The spectra and associated compounds can be exported to MSP/MOL format using the free lib2nist software. The resulting export will contain a single MSP file with all of the mass spectra, and multiple MOL files which include the molecular structure information (linked to the spectra by ID). The screenshot below indicates appropriate lib2nist export settings.
After exporting the files, create a directory on your primary computer and save them there.
If done correctly, inside "nist_20" there should be a single .MSP file with all the spectra,
hr_nist_msms.MSP
, and a directory of .MOL files, hr_nist_msms.MOL
.
Preprocessing NIST data
Refer the Python script processes mass spectrometry (MS/MS) data and corresponding chemical structures to extract and clean metadata, filter the data based on adduct types, and organize the data for further analysis.
Training the Word2Vec model
Refer the Python script processes mass spectrometry (MS/MS) data to train word2vec models for positive and negative ion mode spectra using the spec2vec approach.This script ultimately creates two spec2vec models: one for positive ion mode spectra and one for negative ion mode spectra.

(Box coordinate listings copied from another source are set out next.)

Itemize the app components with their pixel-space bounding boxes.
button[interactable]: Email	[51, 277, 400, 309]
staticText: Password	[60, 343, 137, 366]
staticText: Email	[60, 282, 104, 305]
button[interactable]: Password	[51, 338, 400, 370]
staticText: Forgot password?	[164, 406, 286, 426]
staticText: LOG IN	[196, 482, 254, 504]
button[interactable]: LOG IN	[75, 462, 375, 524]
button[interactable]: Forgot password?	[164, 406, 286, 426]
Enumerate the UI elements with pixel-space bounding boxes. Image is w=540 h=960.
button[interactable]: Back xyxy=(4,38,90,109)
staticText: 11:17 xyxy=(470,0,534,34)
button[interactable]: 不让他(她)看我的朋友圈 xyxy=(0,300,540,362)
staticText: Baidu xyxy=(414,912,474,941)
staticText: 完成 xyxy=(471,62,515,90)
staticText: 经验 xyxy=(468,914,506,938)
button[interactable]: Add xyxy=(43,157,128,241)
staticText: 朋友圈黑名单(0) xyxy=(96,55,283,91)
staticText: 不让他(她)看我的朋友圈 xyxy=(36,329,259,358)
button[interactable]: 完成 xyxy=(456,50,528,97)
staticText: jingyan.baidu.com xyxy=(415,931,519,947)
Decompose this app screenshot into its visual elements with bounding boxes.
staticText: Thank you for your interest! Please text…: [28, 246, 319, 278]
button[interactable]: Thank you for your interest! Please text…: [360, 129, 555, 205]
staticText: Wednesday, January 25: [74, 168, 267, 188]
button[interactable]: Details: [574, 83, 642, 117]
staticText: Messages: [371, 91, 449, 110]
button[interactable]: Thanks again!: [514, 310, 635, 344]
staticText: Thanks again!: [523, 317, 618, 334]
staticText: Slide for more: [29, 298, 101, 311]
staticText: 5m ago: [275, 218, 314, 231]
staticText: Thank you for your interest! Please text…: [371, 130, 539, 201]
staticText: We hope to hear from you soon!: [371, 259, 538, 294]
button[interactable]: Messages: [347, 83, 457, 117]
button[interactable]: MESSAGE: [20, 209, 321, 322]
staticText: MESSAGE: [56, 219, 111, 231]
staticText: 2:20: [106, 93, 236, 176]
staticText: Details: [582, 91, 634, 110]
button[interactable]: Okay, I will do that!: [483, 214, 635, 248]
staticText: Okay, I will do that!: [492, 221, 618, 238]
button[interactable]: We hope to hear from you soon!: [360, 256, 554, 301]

Generating spectral representation index
Refer the Python script processes mass spectrometry (MS/MS) data to compute vector representations of spectra using a pre-trained word2vec model, and then indexes these vectors for fast similarity searching using the HNSW algorithm. It handles both positive and negative ion mode spectra. This script ultimately creates and saves HNSW indices for fast similarity searching of positive and negative ion mode spectra using the spec2vec vector representations.
Replacing the data
Copy all the generated files into corresponding folder of DeepMASS, refer the installation step 5.